After a day of eating and sightseeing, we carried on with more gluttony into the night, dining at the Jetty Restaurant in Bukit Tambun. It’s not as scenic as it looks in these photos, mainly smelly fishy water and it took us an hour to drive out to the mainland. The food was so-so, I would give it a miss traveling with young ones, especially if you’re on a short weekend trip. 

Getting back to the hotel, we spoil Bubu with a bubble bath before bedtime. He really enjoyed himself and is still saying “Bubu go bath tub”- two whole days later! 

Good morning Macalister Mansion!  Note, Room 3 is the only one with a balcony and it has quite a low railing, so if you’re traveling with more than one tot, or unable to keep an eye on your little one all the time, lock the door leading to the balcony- that’s just safety common sense.

That view though! We check out the pool before heading out for the day. Good news! It’s baby-friendly with shallow splash areas, and also daddy friendly with a bar built into the pool. We headed out for a spot of shopping on Gurney Drive, where you’ll find big shopping centers like Paragon and G Plaza next to the iconic Gurney open-air hawker centre. Another highlight for Bubu, we found a kids amusement area on level 4 of G Plaza where we changed RM20 (about SG$7) worth of tokens and he rode on all the car, plane, helicopter and train rides to his little heart’s content!

Tip: make a video on your phone of him riding each ride if he’s the kind of kid that loves to watch his own videos. Bubu has been reliving the joy of these Gurney Plaza rides over and over again – RM20 well spent indeed!

We wrapped up a busy weekend with high tea  at the E&O Hotel. It’s kinda like the Raffles Hotel of Singapore… Ish. The pool was super crowded when we checked it out, and the hotel can smell a little old and musty- but it’s still a grand old dame, and you can have lovely tea and scones there if that’s your cup of tea! (Note: they are purist about their colonial style high tea. We asked if we could have coffee and were met with a snooty negative!… I would take the Living Room at Macalister Mansion for tea in a heartbeat over stuffy E&O for a fraction of the price).The waterfront at E&O is a little hazy and grey.   Still in the mood for  taking fun photos, these canons are part of the heritage setting at this historic hotel.   High tea at the E&O (I did say it looks a lot like Raffles Hotel).   Bubu is grumpy because he still wants to go back to the van!

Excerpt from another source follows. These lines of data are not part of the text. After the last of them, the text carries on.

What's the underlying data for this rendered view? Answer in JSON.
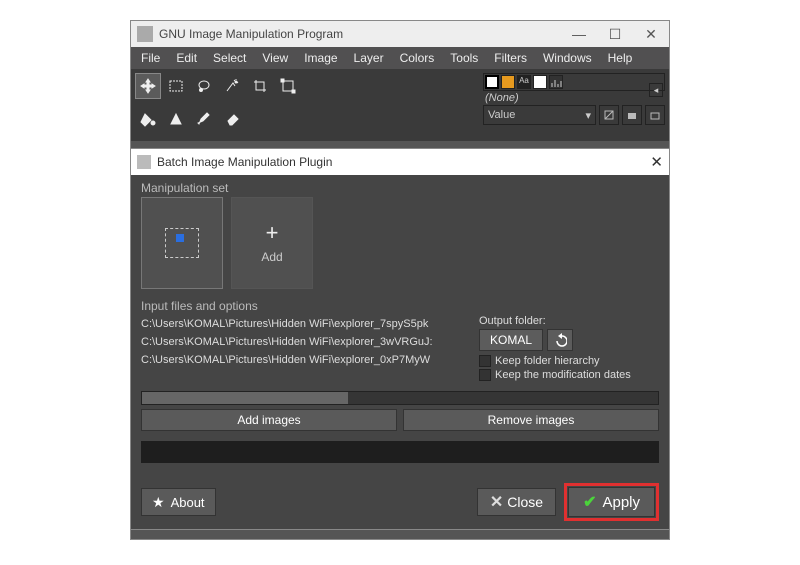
{
  "window": {
    "title": "GNU Image Manipulation Program",
    "controls": {
      "min": "—",
      "max": "☐",
      "close": "✕"
    }
  },
  "menubar": [
    "File",
    "Edit",
    "Select",
    "View",
    "Image",
    "Layer",
    "Colors",
    "Tools",
    "Filters",
    "Windows",
    "Help"
  ],
  "right_panel": {
    "none_label": "(None)",
    "combo": "Value"
  },
  "dialog": {
    "title": "Batch Image Manipulation Plugin",
    "manip_label": "Manipulation set",
    "add_tile_label": "Add",
    "input_files_label": "Input files and options",
    "files": [
      "C:\\Users\\KOMAL\\Pictures\\Hidden WiFi\\explorer_7spyS5pk",
      "C:\\Users\\KOMAL\\Pictures\\Hidden WiFi\\explorer_3wVRGuJ:",
      "C:\\Users\\KOMAL\\Pictures\\Hidden WiFi\\explorer_0xP7MyW"
    ],
    "output_folder_label": "Output folder:",
    "output_folder_value": "KOMAL",
    "keep_hierarchy": "Keep folder hierarchy",
    "keep_dates": "Keep the modification dates",
    "add_images": "Add images",
    "remove_images": "Remove images",
    "about": "About",
    "close": "Close",
    "apply": "Apply"
  }
}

Okay, so I wanted to end by sharing that apart from the standout experience at Macalister Mansion, the tip to ride at the very front of the train coming down from Penang Hill and the Or Lua at Lam Ah – the best tip I can give you is to book a driver and car (in our case a van) for getting around. First, a good driver comes equipped with local knowledge on where to go, and won’t take you to the tourist traps, and he will be able to take you straight to all the fun street art and murals (even those tucked away)!

I am happy to recommend my van driver, Mr Ong +60 16 473 2138. He was patient, friendly, always nearby and knew all the places we wanted to go to. He collected us from the airport, dropped us off, and charged RM500 per day for 10 hours , and always had a smile on his face. This could explain why Bubu was always asking for the van! If you are a smaller group traveling and don’t need a van, you can call Mr Teh +019-411-9703.  Mr Teh was recommended by a friend of mine who swears by his services, and Mr Ong was his introduction when we needed a van.

One last note: there can be quite a lot of walking in Penang – with the street markets, walking trails etc- if you have a grumpy (and extra heavy) toddler like mine, a pram could be a lifesaver! I can’t recommend enough a pram that folds up small enough to hoist into an airplane overhead compartment, cutting out the wait on arrival where even if you are first to exit the plane, you are last to reach the customs. This one is the Mothercare XXS, smallest pram in the world (and check out the funky leopard print)! Clocking in at a mere 3.9kg, it still supports my giant baby at 20kg (even though we are over the recommended weight limit); we actually bought it for future travel with Baby Jake, and I foresee a lot of use coming out of this little lifesaver!